Positron Emission Tomography (PET scanning) is performed using a total dose of less than 50
mRad per patient visit. Fludeoxyglucose F 18 (FDG) is injected intravenously over 2 min.
Initial dynamic images will be obtained over the heart. Emission imaging will work from the
midcervical region down to the perineal region.
For CEA scanning, radiolabeled antibody, arcitumomab (IMMU-4), is injected intravenously
over 5 min. A single photon emission computed tomography (SPECT) transmission scan is
performed over the same regions as the emission scans. Total dose from transmission scans
should be no more than 20 mRad per patient visit.
Patients then undergo exploratory laparotomy performed by two surgeons, one blinded to the
results of the CEA-Scan and PET scan.
At the completion of all exploration, all identified disease is biopsied for pathologic
analysis and any resectable disease is removed.

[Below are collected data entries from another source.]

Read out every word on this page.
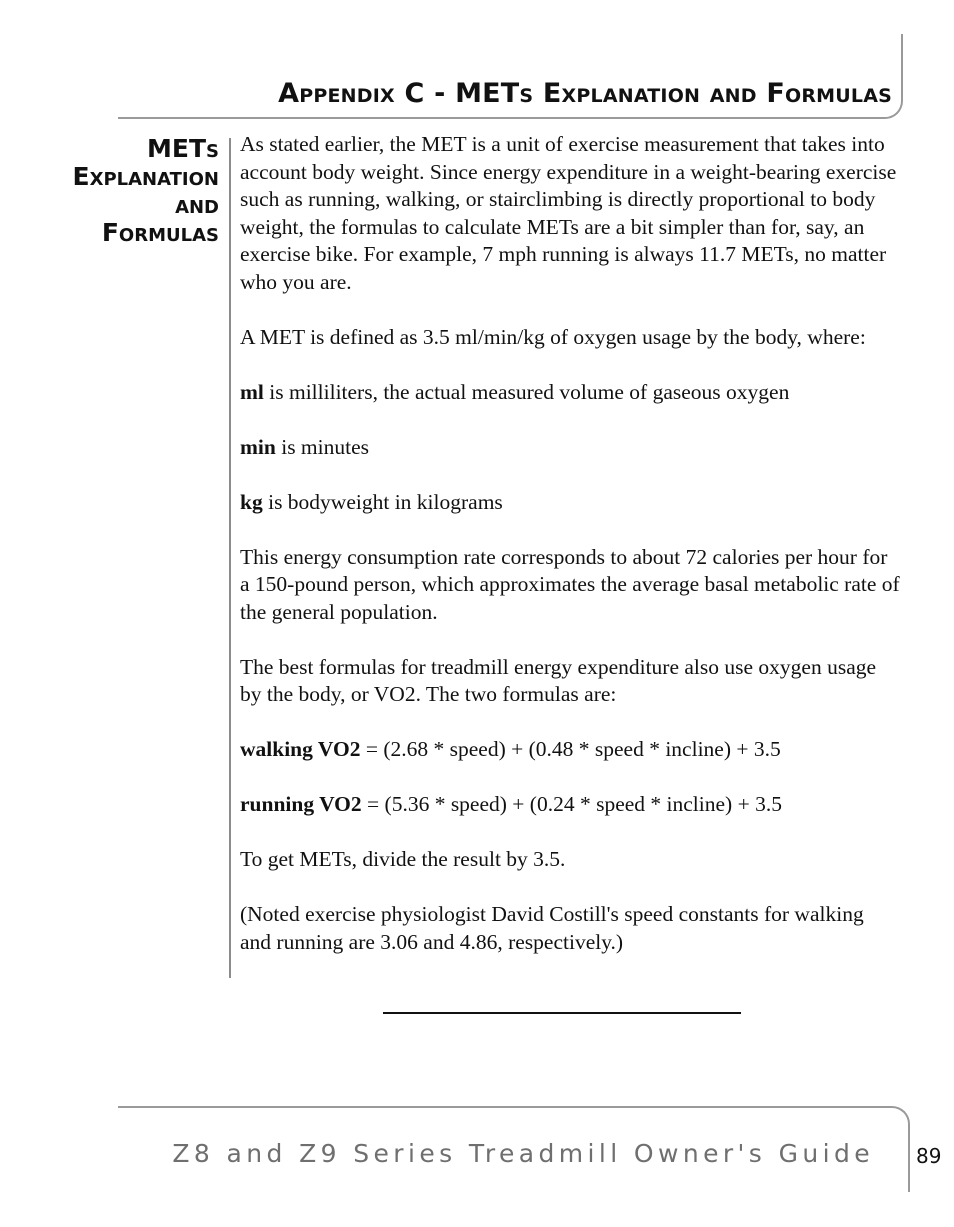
Appendix C - METs Explanation and Formulas
METs
Explanation
and
Formulas

As stated earlier, the MET is a unit of exercise measurement that takes into account body weight. Since energy expenditure in a weight-bearing exercise such as running, walking, or stairclimbing is directly proportional to body weight, the formulas to calculate METs are a bit simpler than for, say, an exercise bike. For example, 7 mph running is always 11.7 METs, no matter who you are.

A MET is defined as 3.5 ml/min/kg of oxygen usage by the body, where:

ml is milliliters, the actual measured volume of gaseous oxygen

min is minutes

kg is bodyweight in kilograms

This energy consumption rate corresponds to about 72 calories per hour for a 150-pound person, which approximates the average basal metabolic rate of the general population.

The best formulas for treadmill energy expenditure also use oxygen usage by the body, or VO2. The two formulas are:

walking VO2 = (2.68 * speed) + (0.48 * speed * incline) + 3.5

running VO2 = (5.36 * speed) + (0.24 * speed * incline) + 3.5

To get METs, divide the result by 3.5.

(Noted exercise physiologist David Costill's speed constants for walking and running are 3.06 and 4.86, respectively.)

Z8 and Z9 Series Treadmill Owner's Guide 89
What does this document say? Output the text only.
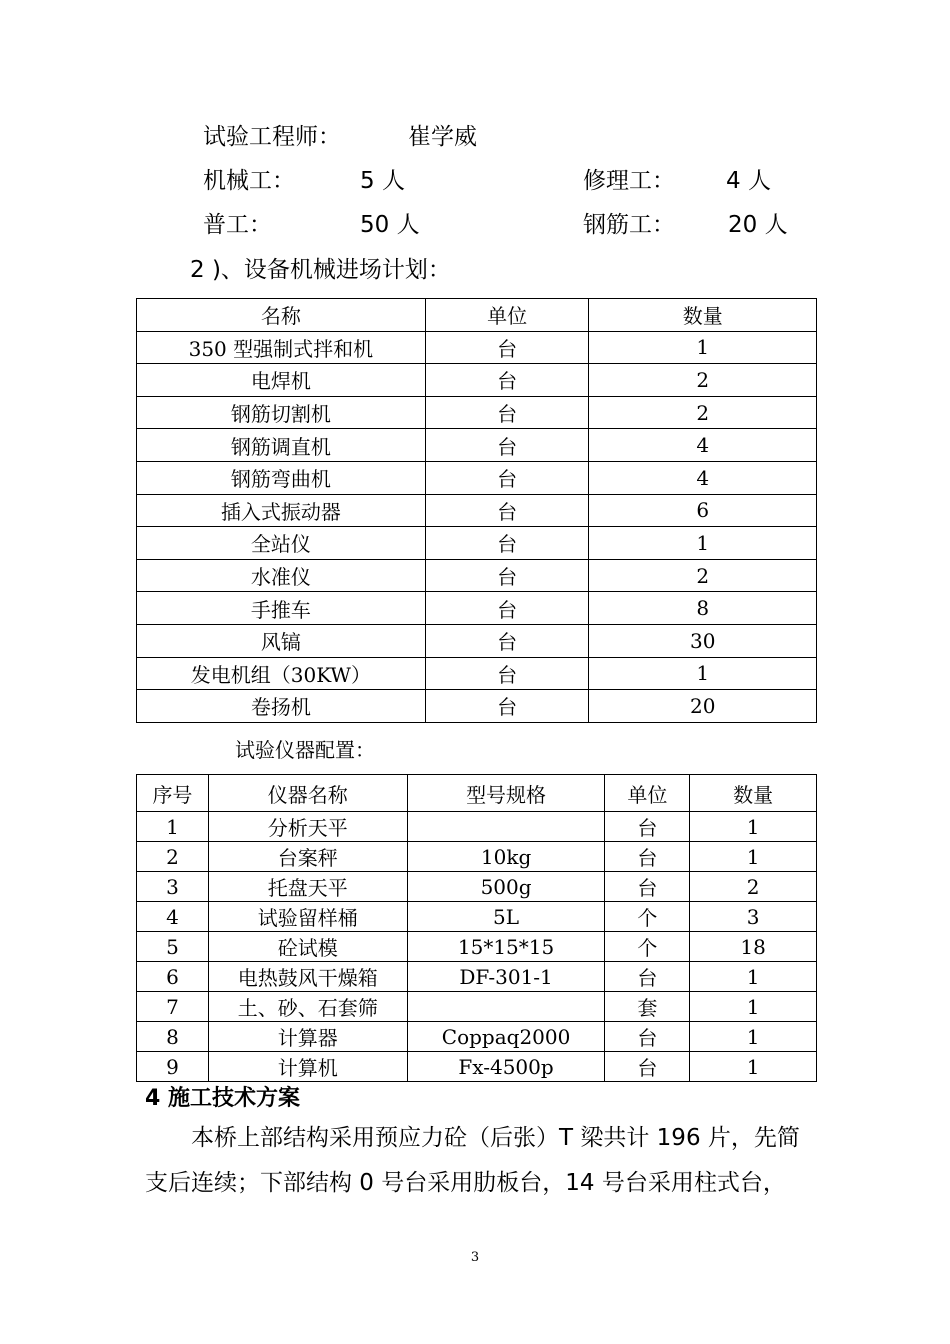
试验工程师：	崔学威
机械工：	5 人	修理工： 4 人
普工：	50 人	钢筋工： 20 人
2 )、设备机械进场计划：
名称	单位	数量
350 型强制式拌和机	台	1
电焊机	台	2
钢筋切割机	台	2
钢筋调直机	台	4
钢筋弯曲机	台	4
插入式振动器	台	6
全站仪	台	1
水准仪	台	2
手推车	台	8
风镐	台	30
发电机组（30KW）	台	1
卷扬机	台	20
试验仪器配置：
序号	仪器名称	型号规格	单位	数量
1	分析天平		台	1
2	台案秤	10kg	台	1
3	托盘天平	500g	台	2
4	试验留样桶	5L	个	3
5	砼试模	15*15*15	个	18
6	电热鼓风干燥箱	DF-301-1	台	1
7	土、砂、石套筛		套	1
8	计算器	Coppaq2000	台	1
9	计算机	Fx-4500p	台	1
4 施工技术方案
本桥上部结构采用预应力砼（后张）T 梁共计 196 片，先简
支后连续；下部结构 0 号台采用肋板台，14 号台采用柱式台，
3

Patients are followed every 3 months for 1 year, every 6 months for the second year, and
then after 3 years.
Recurrences following resection for colorectal carcinoma occur in 50% of patients. Early
detection and management of recurrences results in improved survival. Post-operative
surveillance consists of serial CT scans, chest x-rays, colonoscopy and CEA determinations.

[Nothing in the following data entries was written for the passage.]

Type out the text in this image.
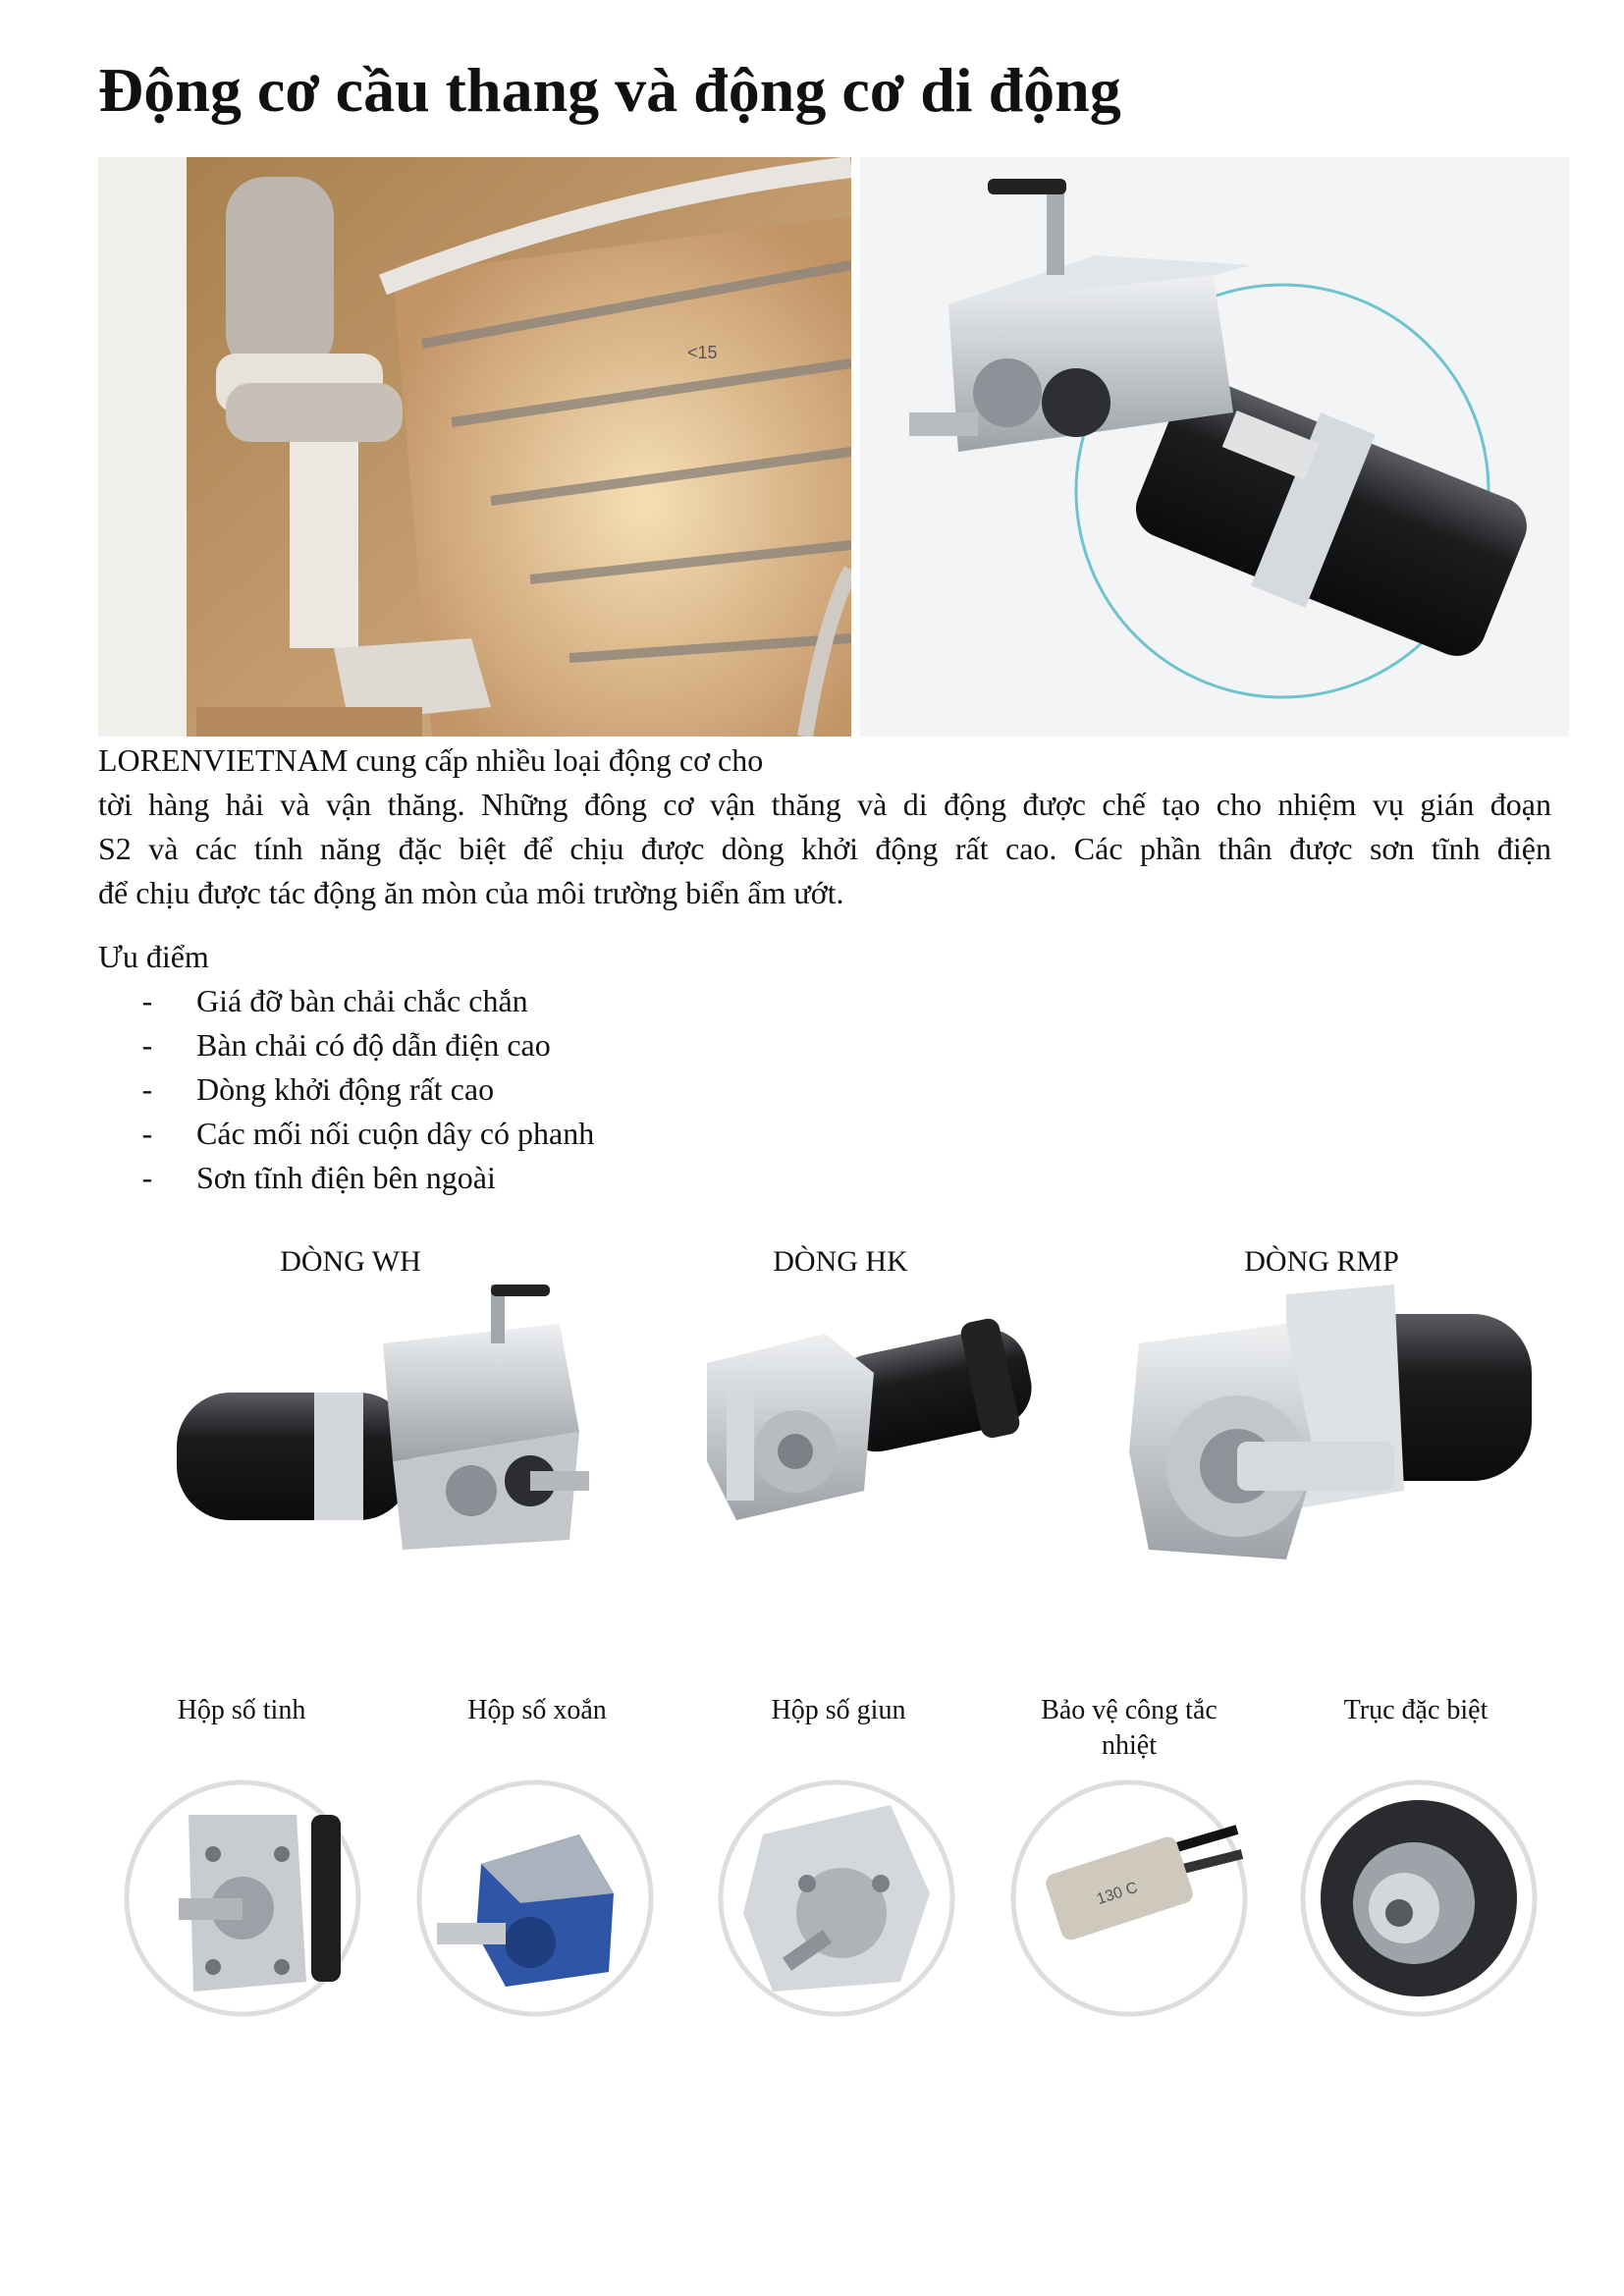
Động cơ cầu thang và động cơ di động
<15

LORENVIETNAM cung cấp nhiều loại động cơ cho
tời hàng hải và vận thăng. Những đông cơ vận thăng và di động được chế tạo cho nhiệm vụ gián đoạn
S2 và các tính năng đặc biệt để chịu được dòng khởi động rất cao. Các phần thân được sơn tĩnh điện
để chịu được tác động ăn mòn của môi trường biển ẩm ướt.

Ưu điểm
- Giá đỡ bàn chải chắc chắn
- Bàn chải có độ dẫn điện cao
- Dòng khởi động rất cao
- Các mối nối cuộn dây có phanh
- Sơn tĩnh điện bên ngoài
DÒNG WH	DÒNG HK	DÒNG RMP
Hộp số tinh	Hộp số xoắn	Hộp số giun	Bảo vệ công tắc nhiệt
Trục đặc biệt
130 C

Elevations in the serum CEA level can be the earliest and most sensitive indicator of
recurrence. A rise in the serum CEA level in the absence of imageable disease presents a
particular diagnostic challenge. Advanced imaging modalities such as Positron Emission
Tomography (PET) and anti-CEA antibody immunoscintigraphy have been proposed as a way of
localizing disease in these patients. This study will evaluate the sensitivity,
specificity, accuracy and predictive value of FDG-PET scans and anti-CEA immunoscintigraphy
in patients following resection of colorectal carcinoma who have rising serum CEA values in
the absence of imageable disease by conventional modalities. Patients who meet inclusion
criteria will undergo FDG-PET scan and anti-CEA immunoscintigraphy followed by an
exploratory laparotomy. Abdominal explorations will be conducted by two surgeons, one of
whom will be blinded to the results of the FDG-PET and CEA scans. All suspicious lesions
will be biopsied and if possible resected. Results at operation will be correlated with the
results of the scans. The goal of the study is to determine the role of FDG-PET scanning
and anti-CEA immunoscintigraphy in the localization of recurrent colorectal carcinoma in
patients with rising serum CEA levels.
All patients greater than 18 years old who have had a prior resection of colorectal cancer
and are suspected of having recurrent disease.
Rising serum CEA levels greater than 6 on two successive tests.
Resectable residual or recurrent disease. Patients in the occult arm (Arm 1) must have no
visible residual disease in the abdomen at the time of the last surgical exploration. In
addition, there must be no imageable definitive site of recurrent disease using
conventional imaging modalities including; CT scan of chest/ abdomen/ pelvis with
contrast, MRI scan, and chest x-ray. Patients in arm 2 may have a single site of
recurrent or metastatic disease which is resectable but in whom additional sites of
disease are not known and no imageable disease other than a solitary site of potentially
resectable disease is identified.
Patients must have an ECOG performance status of 0-1.
Patients must be willing to return to NIH for follow-up.
Patients must be able to provide informed consent as demonstrated by the signed consent.
Patients must be 2 or more months from abdominal or thoracic surgery.
No patients with medical contraindication to abdominal exploration.
No patients with recurrent disease detected by conventional imaging studies as outlined
above. Metastatic disease localized outside of the abdominal cavity by conventional
imaging studies as outlined above. Patients must weigh less than 136 kgs. which is the
weight limit for the scanner tables.
No patients with previous injection of murine monoclonal antibodies: Human anti-mouse
assay (HAMA) will be performed in patients with prior history of receiving murine
No patients that are pregnant or breast feeding.
Patients who are HIV + will be excluded.